Brexit Could See Students Face Higher Tuition Fees And University Closures, Vice Chancellor Warns

The university sector is worth £73 billion a year.

The Vice Chancellor of one of the UK’s top universities has said he is “worried” institutions will close and tuition fees will rise if the government does not protect funding post-Brexit.

Speaking on Sky News, Professor Hugh Brady of the University of Bristol said the “lower one-third” of universities would be under threat of closure very quickly if EU funding was withdrawn.

According to the Complete University Guide, there are currently around 125,000 EU students paying to study in the UK. The EU is also a major source of funding for universities in Britain.

<strong>Professor Brady said that universities could close as a result of Brexit</strong>
Professor Brady said that universities could close as a result of Brexit
Sky News

“If we want to continue to compete at that very top level we have to maintain funding, and if international student funding drops that hole has got to be filled by either Government funding or increased tuition fees,” Professor Brady said.

At Bristol University, 15% of research funding comes from the European Union. EU students make up 5% of the student population, while 20% of academic staff originate from EU countries.

Professor Brady said these people must not be used as “bargaining chips” in Brexit negotiations.

But the government has refused to give EU students starting new courses assurances about tuition fees and immigration beyond the 2017-18 academic year.

The professor also argued that international students should be removed from immigration figures. A study earlier this year found that 76% of Brits do not view foreign students as immigrants.

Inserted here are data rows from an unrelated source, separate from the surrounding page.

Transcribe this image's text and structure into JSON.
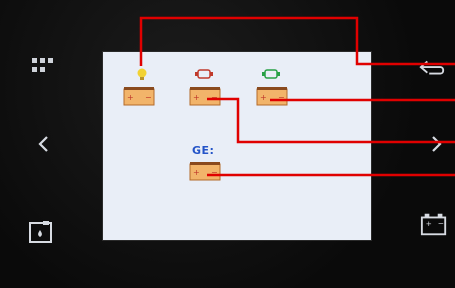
{
  "screen": {
    "ge_label": "GE:"
  },
  "left_controls": [
    {
      "icon": "menu-grid-icon"
    },
    {
      "icon": "chevron-left-icon"
    },
    {
      "icon": "fuel-tank-icon"
    }
  ],
  "right_controls": [
    {
      "icon": "back-arrow-icon"
    },
    {
      "icon": "chevron-right-icon"
    },
    {
      "icon": "battery-icon"
    }
  ],
  "batteries": [
    {
      "name": "battery-light",
      "indicator": "lightbulb-icon",
      "indicator_color": "#f2d233"
    },
    {
      "name": "battery-engine-1",
      "indicator": "engine-icon",
      "indicator_color": "#c0392b"
    },
    {
      "name": "battery-engine-2",
      "indicator": "engine-icon",
      "indicator_color": "#27a045"
    },
    {
      "name": "battery-generator",
      "indicator": "ge-text",
      "indicator_color": "#2454c8"
    }
  ],
  "colors": {
    "callout_line": "#e00000",
    "battery_body": "#f2b46a",
    "battery_cap": "#8a4a1e",
    "screen_bg": "#e9eef7"
  }
}
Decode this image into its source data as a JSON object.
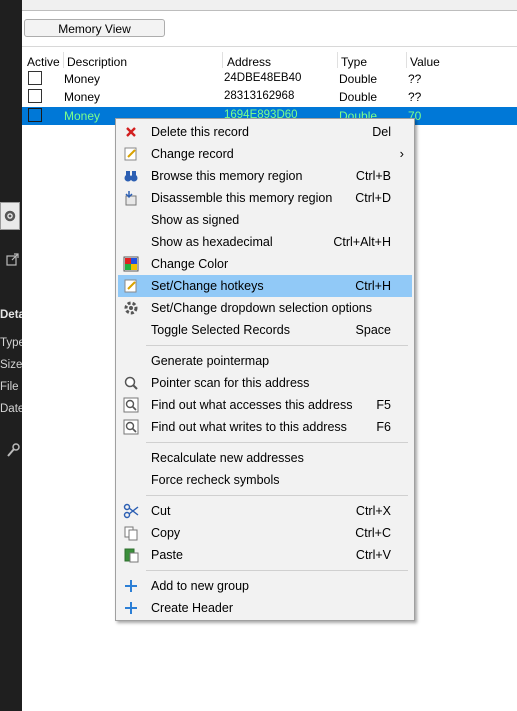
{
  "left_panel": {
    "labels": [
      "Deta",
      "Type",
      "Size",
      "File l",
      "Date"
    ]
  },
  "memory_view_button": "Memory View",
  "table": {
    "headers": {
      "active": "Active",
      "description": "Description",
      "address": "Address",
      "type": "Type",
      "value": "Value"
    },
    "rows": [
      {
        "description": "Money",
        "address": "24DBE48EB40",
        "type": "Double",
        "value": "??"
      },
      {
        "description": "Money",
        "address": "28313162968",
        "type": "Double",
        "value": "??"
      },
      {
        "description": "Money",
        "address": "1694E893D60",
        "type": "Double",
        "value": "70"
      }
    ]
  },
  "context_menu": {
    "items": [
      {
        "label": "Delete this record",
        "shortcut": "Del",
        "icon": "delete-x-icon"
      },
      {
        "label": "Change record",
        "shortcut": "",
        "icon": "edit-record-icon",
        "submenu": true
      },
      {
        "label": "Browse this memory region",
        "shortcut": "Ctrl+B",
        "icon": "binoculars-icon"
      },
      {
        "label": "Disassemble this memory region",
        "shortcut": "Ctrl+D",
        "icon": "disassemble-icon"
      },
      {
        "label": "Show as signed",
        "shortcut": ""
      },
      {
        "label": "Show as hexadecimal",
        "shortcut": "Ctrl+Alt+H"
      },
      {
        "label": "Change Color",
        "shortcut": "",
        "icon": "color-palette-icon"
      },
      {
        "label": "Set/Change hotkeys",
        "shortcut": "Ctrl+H",
        "icon": "hotkey-icon",
        "highlighted": true
      },
      {
        "label": "Set/Change dropdown selection options",
        "shortcut": "",
        "icon": "gear-icon"
      },
      {
        "label": "Toggle Selected Records",
        "shortcut": "Space"
      },
      {
        "label": "Generate pointermap",
        "shortcut": ""
      },
      {
        "label": "Pointer scan for this address",
        "shortcut": "",
        "icon": "magnifier-icon"
      },
      {
        "label": "Find out what accesses this address",
        "shortcut": "F5",
        "icon": "find-access-icon"
      },
      {
        "label": "Find out what writes to this address",
        "shortcut": "F6",
        "icon": "find-write-icon"
      },
      {
        "label": "Recalculate new addresses",
        "shortcut": ""
      },
      {
        "label": "Force recheck symbols",
        "shortcut": ""
      },
      {
        "label": "Cut",
        "shortcut": "Ctrl+X",
        "icon": "scissors-icon"
      },
      {
        "label": "Copy",
        "shortcut": "Ctrl+C",
        "icon": "copy-icon"
      },
      {
        "label": "Paste",
        "shortcut": "Ctrl+V",
        "icon": "paste-icon"
      },
      {
        "label": "Add to new group",
        "shortcut": "",
        "icon": "plus-icon"
      },
      {
        "label": "Create Header",
        "shortcut": "",
        "icon": "plus-icon"
      }
    ]
  },
  "colors": {
    "selection": "#0078d7",
    "selected_text": "#7dff8a",
    "menu_highlight": "#91c9f7",
    "menu_bg": "#f2f2f2"
  }
}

“It is very reassuring to see that even if people voted Remain or Brexit they appreciated the value - economic or otherwise - that international students bring to our society and our economy,” the VC said.

Data shows that overseas students generate the UK £11 billion each year, while Universities UK claims the higher education makes up 2.8% of GDP - around £73 billion a year.

“The UK system is up there with the very best in the world at the moment,” Professor Brady added. “Why would we possibly want to jeopardise that system which is so important for our economic future?”

A government spokesperson told Sky News: “The UK is home to some of the world’s best universities and our investment of £2 billion per year for scientific research and development will ensure we continue to be a global leader in science.

“As we exit the EU we will strive to ensure we build on our achievements and remain a leading destination for the brightest and best minds at all stages of their careers.

“We have already provided assurances for EU students applying for student funding in England for courses starting in the academic year 2017/18.

“We will also underwrite the payment of Horizon 2020 awards made before we leave the EU, even if projects continue beyond the UK’s departure.”